Here is the program output:

--------------------------------------------------------------------------------
dotest: n=5
dotest: arr[0]=-9
dotest: arr[1]=5
dotest: arr[2]=-2
dotest: arr[3]=-99
dotest: arr[4]=-99

NORMAL:
minimum value is: -99
it is contained in indexes:
  arr[3]=-99
  arr[4]=-99

NORESET:
minimum value is: -99
it is contained in indexes:
  arr[0]=-9 FAIL
  arr[3]=-99
  arr[4]=-99

--------------------------------------------------------------------------------
dotest: n=2
dotest: arr[0]=-7
dotest: arr[1]=-6

NORMAL:
minimum value is: -7
it is contained in indexes:
  arr[0]=-7

NORESET:
minimum value is: -7
it is contained in indexes:
  arr[0]=-7

--------------------------------------------------------------------------------
dotest: n=2
dotest: arr[0]=-6
dotest: arr[1]=-7

NORMAL:
minimum value is: -7
it is contained in indexes:
  arr[1]=-7

NORESET:
minimum value is: -7
it is contained in indexes:
  arr[0]=-6 FAIL
  arr[1]=-7

As above, it can help to write code that checks the results for validity.
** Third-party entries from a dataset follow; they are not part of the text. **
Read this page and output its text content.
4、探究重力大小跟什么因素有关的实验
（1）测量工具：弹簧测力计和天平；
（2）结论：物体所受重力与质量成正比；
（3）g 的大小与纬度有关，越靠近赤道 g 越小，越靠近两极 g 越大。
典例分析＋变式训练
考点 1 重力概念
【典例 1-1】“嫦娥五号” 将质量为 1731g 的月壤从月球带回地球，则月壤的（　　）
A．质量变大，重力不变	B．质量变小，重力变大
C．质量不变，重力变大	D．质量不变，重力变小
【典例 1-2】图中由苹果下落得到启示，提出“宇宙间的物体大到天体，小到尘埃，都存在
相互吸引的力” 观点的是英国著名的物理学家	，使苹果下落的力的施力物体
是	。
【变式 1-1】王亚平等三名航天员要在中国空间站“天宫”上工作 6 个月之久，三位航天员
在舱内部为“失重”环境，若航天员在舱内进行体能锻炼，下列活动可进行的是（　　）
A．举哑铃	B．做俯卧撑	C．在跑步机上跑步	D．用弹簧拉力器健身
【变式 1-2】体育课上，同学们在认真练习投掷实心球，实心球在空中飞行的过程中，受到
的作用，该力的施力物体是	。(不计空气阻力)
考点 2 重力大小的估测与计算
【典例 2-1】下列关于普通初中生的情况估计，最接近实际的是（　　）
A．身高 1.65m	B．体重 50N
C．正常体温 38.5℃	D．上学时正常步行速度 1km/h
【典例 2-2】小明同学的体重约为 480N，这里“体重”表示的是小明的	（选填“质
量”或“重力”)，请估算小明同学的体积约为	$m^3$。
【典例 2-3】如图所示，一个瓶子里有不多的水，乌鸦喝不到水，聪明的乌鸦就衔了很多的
To help debug programs, we can also add extra printf statements that can show intermediate values and progress. To keep the code small and easy to read, I prefer to use a macro:

#if DEBUG
#define dbgprt(_fmt...) \
    printf(_fmt)
#else
#define dbgprt(_fmt...) \
    do { } while (0)
#endif

Then, when we want to see the debug output, we compile with -DDEBUG. Otherwise, the program runs normally (at full speed).